Stope-Cam transmits a surprisingly good live picture to the plasma screen and enables the tour guides to climb into areas of uneven terrain inaccessible to visitors, while explaining the stoping and rock-bolting techniques through close ups of the digging site on screen. A radio mic on the Stope-Cam even enables tour guide commentary via the JBL Control 23 speakers.

“We were going to use the live camera for the first part and then switch to some pre-recorded footage, but the live camera has been so successful we’ve continued with it. I think we’re up to Stope-Cam Version 23C and the next generation is currently being developed, mainly because we can’t get spare parts for the current one anymore,” Adam adds.

AV GOLD MINE

The newest display within the mine at Sovereign Hill is Trapped, a multi-sensory experience telling the story of the Creswick mine disaster of 1882. Trapped received a special commendation at the recent AVIA awards – check out Chris Holder’s in-depth look at Trapped in Issue 10 of AV or on the AV website.
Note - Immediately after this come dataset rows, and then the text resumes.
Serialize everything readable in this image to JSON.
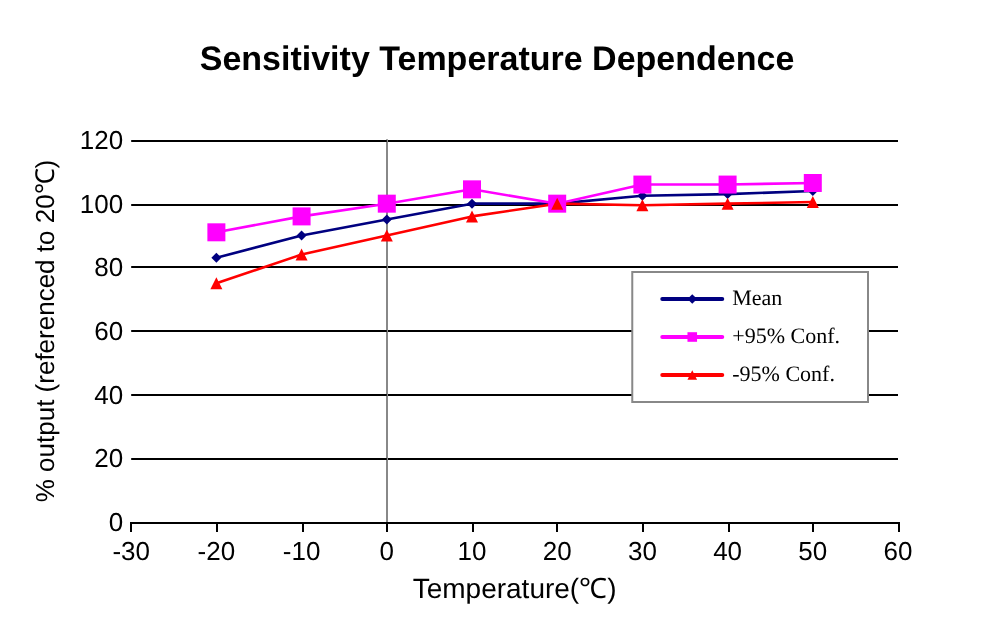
{
  "chart_data": {
    "type": "line",
    "title": "Sensitivity Temperature Dependence",
    "xlabel": "Temperature(℃)",
    "ylabel": "% output (referenced to 20℃)",
    "x": [
      -20,
      -10,
      0,
      10,
      20,
      30,
      40,
      50
    ],
    "series": [
      {
        "name": "Mean",
        "color": "#000080",
        "marker": "diamond",
        "values": [
          83,
          90,
          95,
          100,
          100,
          102.5,
          103,
          104
        ]
      },
      {
        "name": "+95% Conf.",
        "color": "#ff00ff",
        "marker": "square",
        "values": [
          91,
          96,
          100,
          104.5,
          100,
          106,
          106,
          106.5
        ]
      },
      {
        "name": "-95% Conf.",
        "color": "#ff0000",
        "marker": "triangle",
        "values": [
          75,
          84,
          90,
          96,
          100,
          99.5,
          100,
          100.5
        ]
      }
    ],
    "xlim": [
      -30,
      60
    ],
    "xticks": [
      -30,
      -20,
      -10,
      0,
      10,
      20,
      30,
      40,
      50,
      60
    ],
    "ylim": [
      0,
      120
    ],
    "yticks": [
      0,
      20,
      40,
      60,
      80,
      100,
      120
    ],
    "grid": "y",
    "legend": "right",
    "line_style": "solid"
  }
}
Despite the disparity of technologies, Sovereign Hill’s audiovisual displays work at the press of a button, and the visitors love them. Adam’s multi-skilled team and their suppliers go to extraordinary lengths through programming and maintenance to enable non-technical staff to run the complex displays day in, day out. To some extent, they are victims of their own success.

“The tour guides press a button and it works, and they have no idea how much work has gone into making sure it works… every time. But, that’s how it should be,” Adam muses.